Today, only California, Maryland, New Jersey, New York and Oregon are the only states that have rent control laws. But now it’s up to state officials to determine if Georgia, which banned such restrictions in 1984, could become part of that small club.
It’s no secret that the cost of living is on the rise in Atlanta, and the affordable housing stock in town is dwindling fast.
So, Atlanta City Councilman Antonio Brown hopes he can enlist Georgia policymakers to draft — and, ideally, pass — legislation that would amend the Official Code of Georgia Annotated, which currently says, “No county or municipal corporation may enact, maintain, or enforce any ordinance or resolution which would regulate in any way the amount of rent to be charged for privately owned, single-family or multiple-unit residential rental property.”
Accomplishing that, though, is easier said than done, especially with a Legislature that historically has not kept housing affordability issues in the spotlight.
Even if it turns out repealing the rent control ban is too tough a pill to swallow this legislative session, it’s an important conversation to have, state Rep.

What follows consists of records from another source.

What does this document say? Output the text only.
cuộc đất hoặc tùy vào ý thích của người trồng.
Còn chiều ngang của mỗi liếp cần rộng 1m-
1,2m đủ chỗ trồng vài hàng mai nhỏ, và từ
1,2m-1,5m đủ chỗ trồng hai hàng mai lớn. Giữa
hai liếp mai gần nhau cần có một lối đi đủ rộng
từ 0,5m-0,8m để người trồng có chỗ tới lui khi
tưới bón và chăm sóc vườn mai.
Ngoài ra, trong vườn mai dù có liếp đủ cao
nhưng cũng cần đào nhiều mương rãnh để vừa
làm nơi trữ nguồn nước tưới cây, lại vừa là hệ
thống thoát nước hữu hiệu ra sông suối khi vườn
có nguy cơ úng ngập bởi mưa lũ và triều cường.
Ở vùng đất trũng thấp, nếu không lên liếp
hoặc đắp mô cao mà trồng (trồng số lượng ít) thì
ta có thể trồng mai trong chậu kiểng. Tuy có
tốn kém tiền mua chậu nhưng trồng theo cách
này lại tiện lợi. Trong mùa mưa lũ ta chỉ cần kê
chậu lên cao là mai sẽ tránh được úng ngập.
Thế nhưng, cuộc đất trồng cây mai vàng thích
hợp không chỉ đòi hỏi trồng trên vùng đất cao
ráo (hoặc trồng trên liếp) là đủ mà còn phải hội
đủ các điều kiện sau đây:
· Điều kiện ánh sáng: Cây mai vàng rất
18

Josh McLaurin, D-Sandy Springs, told SaportaReport in a survey about affordable housing policy sent to Georgia lawmakers.
“Whether this change happens or not, the exchange between local and state officials is the type of exchange that needs to happen for the state to address local needs,” he wrote.
Rent control wouldn’t be the silver bullet for Atlanta’s affordable housing crisis, but it could help curb some of the displacement perpetuated by rising rent prices in town, Brown has said.
Although the plan isn’t a sure thing, Georgia State University urban studies professor Dan Immergluck told the Atlanta Journal-Constitution that some landlords could be inclined to convert apartment rentals into high-priced condos if laws are enacted to cap rents.
Such a change, though, could spur a crackdown on “abusive landlords” who spike rent as high as they like, he added.
Brown told SaportaReport this week that his proposal has garnered interest from state Sens. Nikema Williams and Brandon Beach, as well as state Rep. David Dreyer.
Those three lawmakers have not yet responded to inquiries regarding whether rent control-related legislation could come down the pike, and this story will be updated when we hear back.
State Rep. Park Cannon, D-Atlanta, told SaportaReport in an email that she’s researching how rent control laws could work in Georgia.